Pero, ¿dónde está el poeta? Envía algunas postales de lugares exóticos, con nombres sacados de los mapas de exploradores. Tres meses después de su marcha se asienta en Ohau…

Sus amigos se ponen de acuerdo en cuáles deben ser sus últimas palabras. ¿Qué tal Todo mortal? Estupendo, hay incluso abrazos. ¿Por qué no añadir que fallece por tuberculosis? Pues también, que una circunstancia así agrandará su leyenda. Fue enterrado al día siguiente en el nicho número 470 del Patio del Cristo, en la Sacramental de San Lorenzo y San José de Madrid. El cuerpo es de un mendigo que se ha sacado de la morgue por unos reales. Gustavo ya tiene las maletas preparadas, dejará esposa e hijos en España. ¿El destino? Lo hará público cuando se calme el revuelo. 

Mientras tanto, Augusto Ferrán y Rodríguez Correa se ponen de inmediato a preparar la edición de sus Obras completas para ayudar a la familia.

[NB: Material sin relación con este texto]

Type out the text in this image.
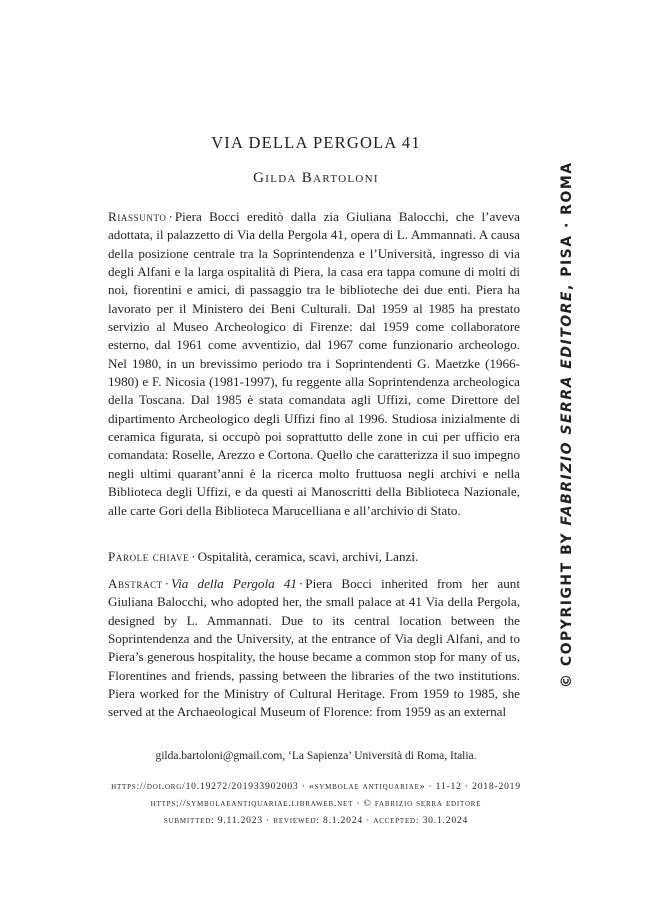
VIA DELLA PERGOLA 41

Gilda Bartoloni

Riassunto · Piera Bocci ereditò dalla zia Giuliana Balocchi, che l’aveva adottata, il palazzetto di Via della Pergola 41, opera di L. Ammannati. A causa della posizione centrale tra la Soprintendenza e l’Università, ingresso di via degli Alfani e la larga ospitalità di Piera, la casa era tappa comune di molti di noi, fiorentini e amici, di passaggio tra le biblioteche dei due enti. Piera ha lavorato per il Ministero dei Beni Culturali. Dal 1959 al 1985 ha prestato servizio al Museo Archeologico di Firenze: dal 1959 come collaboratore esterno, dal 1961 come avventizio, dal 1967 come funzionario archeologo. Nel 1980, in un brevissimo periodo tra i Soprintendenti G. Maetzke (1966-1980) e F. Nicosia (1981-1997), fu reggente alla Soprintendenza archeologica della Toscana. Dal 1985 è stata comandata agli Uffizi, come Direttore del dipartimento Archeologico degli Uffizi fino al 1996. Studiosa inizialmente di ceramica figurata, si occupò poi soprattutto delle zone in cui per ufficio era comandata: Roselle, Arezzo e Cortona. Quello che caratterizza il suo impegno negli ultimi quarant’anni è la ricerca molto fruttuosa negli archivi e nella Biblioteca degli Uffizi, e da questi ai Manoscritti della Biblioteca Nazionale, alle carte Gori della Biblioteca Marucelliana e all’archivio di Stato.

Parole chiave · Ospitalità, ceramica, scavi, archivi, Lanzi.

Abstract · Via della Pergola 41 · Piera Bocci inherited from her aunt Giuliana Balocchi, who adopted her, the small palace at 41 Via della Pergola, designed by L. Ammannati. Due to its central location between the Soprintendenza and the University, at the entrance of Via degli Alfani, and to Piera’s generous hospitality, the house became a common stop for many of us, Florentines and friends, passing between the libraries of the two institutions. Piera worked for the Ministry of Cultural Heritage. From 1959 to 1985, she served at the Archaeological Museum of Florence: from 1959 as an external

gilda.bartoloni@gmail.com, ‘La Sapienza’ Università di Roma, Italia.

https://doi.org/10.19272/201933902003 · «symbolae antiquariae» · 11-12 · 2018-2019

https://symbolaeantiquariae.libraweb.net · © fabrizio serra editore

submitted: 9.11.2023 · reviewed: 8.1.2024 · accepted: 30.1.2024

© COPYRIGHT BY FABRIZIO SERRA EDITORE, PISA · ROMA
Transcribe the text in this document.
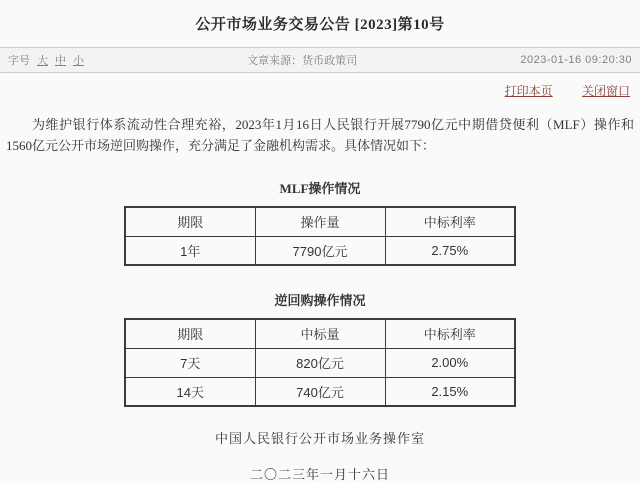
公开市场业务交易公告 [2023]第10号
字号 大 中 小	文章来源：货币政策司	2023-01-16 09:20:30
打印本页 关闭窗口
为维护银行体系流动性合理充裕，2023年1月16日人民银行开展7790亿元中期借贷便利（MLF）操作和1560亿元公开市场逆回购操作，充分满足了金融机构需求。具体情况如下：
MLF操作情况
期限	操作量	中标利率
1年	7790亿元	2.75%
逆回购操作情况
期限	中标量	中标利率
7天	820亿元	2.00%
14天	740亿元	2.15%
中国人民银行公开市场业务操作室
二〇二三年一月十六日
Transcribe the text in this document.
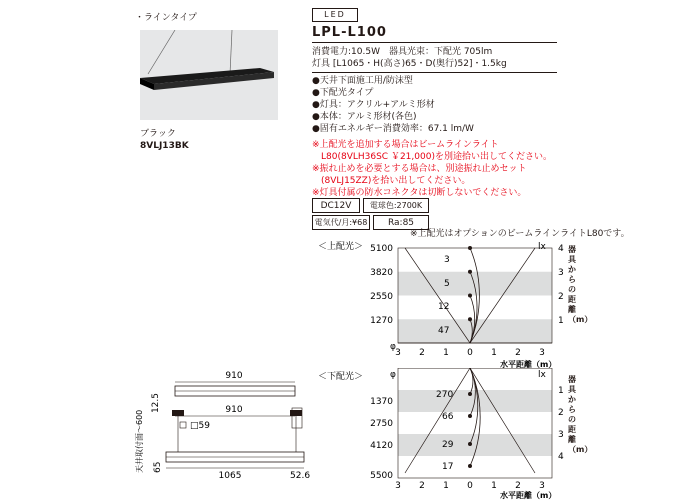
・ラインタイプ
ブラック
8VLJ13BK
LED
LPL-L100
消費電力:10.5W　器具光束：下配光 705lm
灯具 [L1065・H(高さ)65・D(奥行)52]・1.5kg
●天井下面施工用/防沫型
●下配光タイプ
●灯具：アクリル+アルミ形材
●本体：アルミ形材(各色)
●固有エネルギー消費効率：67.1 lm/W
※上配光を追加する場合はビームラインライト
　L80(8VLH36SC ￥21,000)を別途拾い出してください。
※振れ止めを必要とする場合は、別途振れ止めセット
　(8VLJ15ZZ)を拾い出してください。
※灯具付属の防水コネクタは切断しないでください。
DC12V	電球色:2700K
電気代/月:¥68	Ra:85
※上配光はオプションのビームラインライトL80です。
＜上配光＞ 5100
3820
2550
1270
φ
lx
3
5
12
47
4
3
2
1
3 2 1 0 1 2 3
水平距離（m）
器具からの距離（m）
＜下配光＞	φ	lx
1370
2750
4120
5500
270
66
29
17
1
2
3
4
3 2 1 0 1 2 3
水平距離（m）
器具からの距離（m）
910
12.5	910
□59
天井取付面〜600 65
1065	52.6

Toman las rimas que estaban desperdigadas después de la pérdida del manuscrito Libro de los gorriones. Pero, ¿cuál es el orden de esas composiciones? Es un rompecabezas. ¿Qué título le ponemos? Pues… Rimas y leyendas. Dicho y hecho.

Al fin se publican en 1871 en dos volúmenes y en sucesivas ediciones fueron añadidos otros escritos. La fama de Bécquer crece sin parar, sobre todo, en las universidades alemanas, donde es excusa de un par de tesis doctorales. Aquí, con un nuevo rey en el trono, avanza poco a poco su nombradía.

Pero, ¿dónde está Gustavo Adolfo Bécquer? Envía a los más íntimos algunas postales de lugares exóticos, con nombres sacados de los mapas de exploradores. Tres meses después de su marcha se asienta en la isla de Oahu, en el grupo de las Hawái, bajo soberanía británica. Traba amistad con el diplomático francés Charles de Varigny, que está ansioso por enviar a Francia algunos de sus poemas. Pasan los años y en nuestro país Bécquer es un mito, el poeta del amor y del dolor, que cuenta ya hasta con biógrafos. 

¿Cuándo muere el poeta? El hijo de Augusto Ferrán recibe una carta en la que se dice que el poeta dejó de existir tras un paro cardíaco mientras daba un leve paseo junto al mar. La fecha, ironías del destino, apunta a un 12 de diciembre de 1910, el lugar es Diamond Head, ya había cumplido los ochenta y cuatro años. El último de los poemas que dejó escrito decía: «Hoy como ayer, mañana como hoy,/ ¡y siempre igual!/ Un cielo gris, un horizonte eterno/ y andar… andar».